The kids I have seen raised that way have not turned out well. In each case, the parent eventually ‘gave up’ trying to raise the monster they had created.
Any agency dealing with placement of older children talks about the need for structure. The kids in the system haven’t had that and they are paying a large price for it. The problem is that a child who has been able to be in charge is not going to handle giving up control without a big battle.

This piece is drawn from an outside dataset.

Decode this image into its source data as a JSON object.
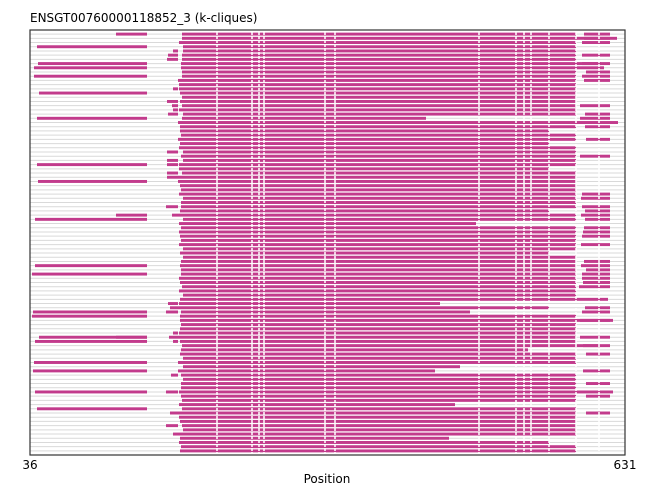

Psych is right about disorders that are not easily addressed with normal parenting, but structure still has to be there to the degree possible, or there is no chance of progress. John
I am new to this blog, researching adoption as my husband and I investigate further. I now have two biological boys that have (and my 4 year old still has) many tantrums. Never, in either of their lives has having a tantrum rewarded them in any way. Our response is consistent – if you have a tantrum, you need a break and you will not get what you want. That being said, my 4 yo still has them – frequently in my opinion. My 7 yo stated that he had them (and very occasionally still does) and the reward is the tantrum itself. He told me that it just feels good after. I can only imagine the release of all the emotion that is almost a catharsis for them. My 7 yo is very reflective and can always give me insight. While we still don’t reward any tantrum, giving my kids a safe place to have it has worked for me. If they need it, then that is what they need. I just want to point out that everything is not a direct cause of parenting imperfections – some kids are harder than others. Keep that in mind as we judge others – just my pet peeve as a parent.